Facebook Adds Scraping Attacks to Bug Bounty Program in Company First

Bitdefender Antivirus

Meta (formally Facebook) has announced that its existing Bug Bounty program will expand to include scraping attacks, a type of security incident that has affected the social network considerably in the past.

Data scraping is a procedure that lets attackers gather bulk data of any Facebook user that has the profile set to public, and sometimes even from private accounts. Surprisingly, many users keep their profiles public, allowing anyone to view and even collect posted information. While it might not seem like a big deal, people tend to share a lot of information online, sometimes including private data.

Attackers can correlate data collected from Facebook with other databases, offering valuable information on users. Criminals might sell the resulting databases on hacking forums or through the darknet.

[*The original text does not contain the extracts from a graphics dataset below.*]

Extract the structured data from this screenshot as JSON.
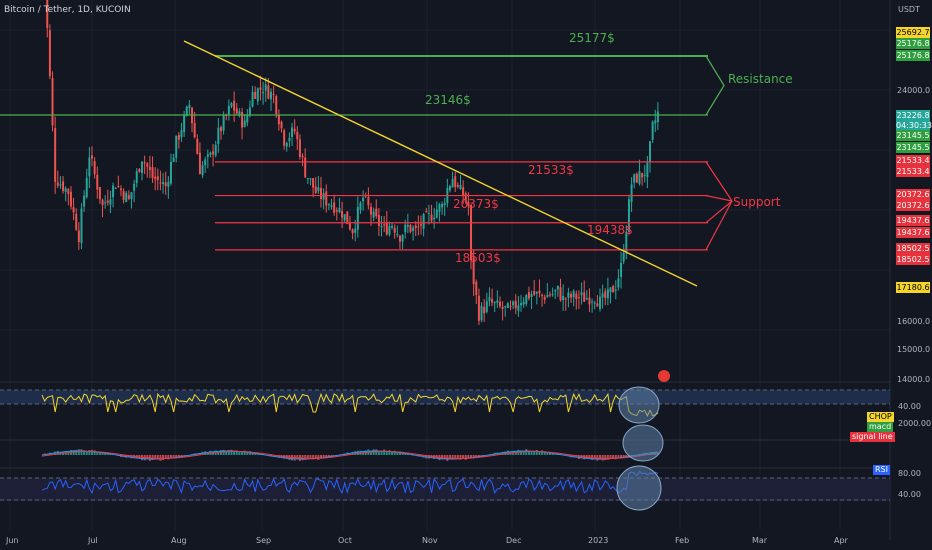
{
  "header": {
    "title": "Bitcoin / Tether, 1D, KUCOIN",
    "currency": "USDT"
  },
  "chart_data": {
    "type": "candlestick",
    "title": "Bitcoin / Tether, 1D, KUCOIN",
    "x_ticks": [
      "Jun",
      "Jul",
      "Aug",
      "Sep",
      "Oct",
      "Nov",
      "Dec",
      "2023",
      "Feb",
      "Mar",
      "Apr"
    ],
    "y_ticks": [
      "24000.0",
      "16000.0",
      "15000.0",
      "14000.0"
    ],
    "price_tags": [
      {
        "label": "25692.7",
        "color": "#f5d52a",
        "text_color": "#000000"
      },
      {
        "label": "25176.8",
        "color": "#2e9e3e",
        "text_color": "#ffffff"
      },
      {
        "label": "25176.8",
        "color": "#2e9e3e",
        "text_color": "#ffffff"
      },
      {
        "label": "23226.8",
        "color": "#26a69a",
        "text_color": "#ffffff"
      },
      {
        "label": "04:30:33",
        "color": "#26a69a",
        "text_color": "#ffffff"
      },
      {
        "label": "23145.5",
        "color": "#2e9e3e",
        "text_color": "#ffffff"
      },
      {
        "label": "23145.5",
        "color": "#2e9e3e",
        "text_color": "#ffffff"
      },
      {
        "label": "21533.4",
        "color": "#e5323d",
        "text_color": "#ffffff"
      },
      {
        "label": "21533.4",
        "color": "#e5323d",
        "text_color": "#ffffff"
      },
      {
        "label": "20372.6",
        "color": "#e5323d",
        "text_color": "#ffffff"
      },
      {
        "label": "20372.6",
        "color": "#e5323d",
        "text_color": "#ffffff"
      },
      {
        "label": "19437.6",
        "color": "#e5323d",
        "text_color": "#ffffff"
      },
      {
        "label": "19437.6",
        "color": "#e5323d",
        "text_color": "#ffffff"
      },
      {
        "label": "18502.5",
        "color": "#e5323d",
        "text_color": "#ffffff"
      },
      {
        "label": "18502.5",
        "color": "#e5323d",
        "text_color": "#ffffff"
      },
      {
        "label": "17180.6",
        "color": "#f5d52a",
        "text_color": "#000000"
      }
    ],
    "levels": [
      {
        "label": "25177$",
        "value": 25177,
        "kind": "resistance",
        "color": "#4caf50"
      },
      {
        "label": "23146$",
        "value": 23146,
        "kind": "resistance",
        "color": "#4caf50"
      },
      {
        "label": "21533$",
        "value": 21533,
        "kind": "support",
        "color": "#f23645"
      },
      {
        "label": "20373$",
        "value": 20373,
        "kind": "support",
        "color": "#f23645"
      },
      {
        "label": "19438$",
        "value": 19438,
        "kind": "support",
        "color": "#f23645"
      },
      {
        "label": "18503$",
        "value": 18503,
        "kind": "support",
        "color": "#f23645"
      }
    ],
    "annotations": {
      "resistance": "Resistance",
      "support": "Support"
    },
    "trendline": {
      "color": "#f5d52a",
      "from": {
        "date": "Jul 31",
        "price": 25700
      },
      "to": {
        "date": "Jan 31",
        "price": 17100
      }
    },
    "series_shape": [
      [
        0,
        29500
      ],
      [
        5,
        21000
      ],
      [
        10,
        20500
      ],
      [
        14,
        19000
      ],
      [
        18,
        21800
      ],
      [
        23,
        20000
      ],
      [
        28,
        20800
      ],
      [
        33,
        20200
      ],
      [
        38,
        21700
      ],
      [
        42,
        21000
      ],
      [
        47,
        20700
      ],
      [
        51,
        22200
      ],
      [
        56,
        23500
      ],
      [
        60,
        21300
      ],
      [
        64,
        21700
      ],
      [
        67,
        22500
      ],
      [
        72,
        23500
      ],
      [
        77,
        22800
      ],
      [
        80,
        23900
      ],
      [
        84,
        24100
      ],
      [
        88,
        23800
      ],
      [
        92,
        22300
      ],
      [
        96,
        22600
      ],
      [
        100,
        21200
      ],
      [
        104,
        20500
      ],
      [
        108,
        20200
      ],
      [
        110,
        20100
      ],
      [
        114,
        19800
      ],
      [
        118,
        19200
      ],
      [
        122,
        20300
      ],
      [
        126,
        19600
      ],
      [
        130,
        19200
      ],
      [
        133,
        19400
      ],
      [
        136,
        19000
      ],
      [
        139,
        19300
      ],
      [
        142,
        19150
      ],
      [
        145,
        19500
      ],
      [
        148,
        19700
      ],
      [
        150,
        19900
      ],
      [
        152,
        20000
      ],
      [
        154,
        20600
      ],
      [
        156,
        21000
      ],
      [
        158,
        20600
      ],
      [
        160,
        20400
      ],
      [
        162,
        20000
      ],
      [
        163,
        18000
      ],
      [
        166,
        16300
      ],
      [
        170,
        16700
      ],
      [
        174,
        16500
      ],
      [
        178,
        16400
      ],
      [
        182,
        16800
      ],
      [
        186,
        17000
      ],
      [
        190,
        16900
      ],
      [
        194,
        17000
      ],
      [
        196,
        17100
      ],
      [
        198,
        16800
      ],
      [
        202,
        16900
      ],
      [
        206,
        16850
      ],
      [
        210,
        16900
      ],
      [
        212,
        16700
      ],
      [
        215,
        16900
      ],
      [
        218,
        17300
      ],
      [
        220,
        17900
      ],
      [
        222,
        19300
      ],
      [
        224,
        20800
      ],
      [
        226,
        21000
      ],
      [
        228,
        21100
      ],
      [
        230,
        21300
      ],
      [
        232,
        22700
      ],
      [
        234,
        23200
      ]
    ],
    "indicators": [
      {
        "name": "CHOP",
        "color": "#f5d52a",
        "ticks": [
          "40.00",
          "2000.00"
        ]
      },
      {
        "name": "macd",
        "color": "#2196f3"
      },
      {
        "name": "signal line",
        "color": "#f23645"
      },
      {
        "name": "RSI",
        "color": "#2962ff",
        "ticks": [
          "80.00",
          "40.00"
        ]
      }
    ],
    "colors": {
      "up": "#26a69a",
      "down": "#ef5350",
      "background": "#131722",
      "grid": "#1e222d"
    }
  }
}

The fact that Meta expanded the Bug Bounty program to include these types of attacks means they now take the problem much more seriously.

“Starting as a private bounty track for our Gold+ HackerPlus researchers, our bug bounty program will award reports about scraping methods, even if the data they target is public,” said Meta in a blog post. “Specifically, we’re looking to find bugs that enable attackers to bypass scraping limitations to access data at greater scale than the product intended.”

Even more interesting is that Meta also wants to know about scraped databases already online. Of course, scraping the social network and building a database to get this reward won’t help.

“We will reward reports of unprotected or openly public databases containing at least 100,000 unique Facebook user records with PII or sensitive data (e.g. email, phone number, physical address, religious or political affiliation). The reported dataset must be unique and not previously known or reported to Meta,” the company added.

Facebook is one of the main social networks affected by this security problem. Over time, databases with data on hundreds of millions of users have appeared online, sometimes from scraping and even due to bugs in the platform itself.